Studio to develop graphic novel as franchise
Hill, son of author Stephen King, made his first screen sale with his debut novel, “Heart-Shaped Box,” which Warner Bros. is developing.
Dimension bought film and TV rights to “Locke & Key” from IDW Publishing and will develop the property as a feature. John Davis is producing.
Story revolves around a trio of children who become the caretakers of Keyhouse, a mansion in New England that is full of secrets and magic. The kids discover doors that take them to different places, give them powers and even alter gender and skin color. Behind one door is a dangerously violent creature.

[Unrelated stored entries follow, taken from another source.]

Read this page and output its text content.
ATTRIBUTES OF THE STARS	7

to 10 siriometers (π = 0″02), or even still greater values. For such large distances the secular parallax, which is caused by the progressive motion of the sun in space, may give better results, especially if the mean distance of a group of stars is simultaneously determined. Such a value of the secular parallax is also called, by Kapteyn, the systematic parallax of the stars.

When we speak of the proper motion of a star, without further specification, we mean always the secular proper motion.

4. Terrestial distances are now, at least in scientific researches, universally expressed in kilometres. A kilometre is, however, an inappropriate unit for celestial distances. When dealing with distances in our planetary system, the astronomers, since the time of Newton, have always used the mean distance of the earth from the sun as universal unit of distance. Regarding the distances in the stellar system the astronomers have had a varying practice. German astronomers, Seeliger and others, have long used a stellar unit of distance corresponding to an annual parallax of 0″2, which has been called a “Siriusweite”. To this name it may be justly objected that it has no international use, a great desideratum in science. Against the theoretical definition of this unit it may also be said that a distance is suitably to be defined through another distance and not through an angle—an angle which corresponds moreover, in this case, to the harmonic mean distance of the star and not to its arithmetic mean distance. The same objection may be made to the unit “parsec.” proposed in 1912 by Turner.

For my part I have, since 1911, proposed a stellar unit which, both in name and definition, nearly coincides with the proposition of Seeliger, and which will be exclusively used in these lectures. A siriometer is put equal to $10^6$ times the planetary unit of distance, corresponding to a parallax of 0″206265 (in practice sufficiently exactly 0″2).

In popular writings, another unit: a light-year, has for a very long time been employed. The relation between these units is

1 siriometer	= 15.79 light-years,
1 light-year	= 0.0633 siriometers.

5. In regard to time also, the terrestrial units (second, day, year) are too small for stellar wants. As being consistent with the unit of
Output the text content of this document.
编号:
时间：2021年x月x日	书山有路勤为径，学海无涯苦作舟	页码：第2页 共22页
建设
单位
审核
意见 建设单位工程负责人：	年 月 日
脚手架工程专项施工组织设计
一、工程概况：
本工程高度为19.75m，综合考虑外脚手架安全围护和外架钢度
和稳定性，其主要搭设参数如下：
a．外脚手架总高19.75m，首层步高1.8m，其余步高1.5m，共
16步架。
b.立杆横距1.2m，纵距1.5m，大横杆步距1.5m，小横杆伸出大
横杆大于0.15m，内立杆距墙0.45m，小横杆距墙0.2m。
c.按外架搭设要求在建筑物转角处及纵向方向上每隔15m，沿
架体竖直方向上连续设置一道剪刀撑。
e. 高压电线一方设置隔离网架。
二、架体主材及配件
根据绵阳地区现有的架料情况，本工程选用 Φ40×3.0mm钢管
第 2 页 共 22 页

Dimension has had a lot of luck with King — “1408” and “The Mist” came from King novellas, and Eli Roth is directing a feature adaptation of his novel “The Cell” — but Dimension chief Bob Weinstein said that wasn’t why he bought the property.
“I love what Joe wrote. There are fun elements that horror fans love, and it feels like a franchise where you can feel satisfied with each film, but there is a door left open for the next one,” said Weinstein, who put the deal together with exec veep Andrew Kramer.
IDW released the first issue of “Locke & Key” on Wednesday, and will release the second volume March 5. The plan is to do three six-issue installments, a total of 18 comics. The film will be exec produced by Ted Adams, CEO of IDW, the same comic company behind “30 Days of Night,” which was also turned into a film.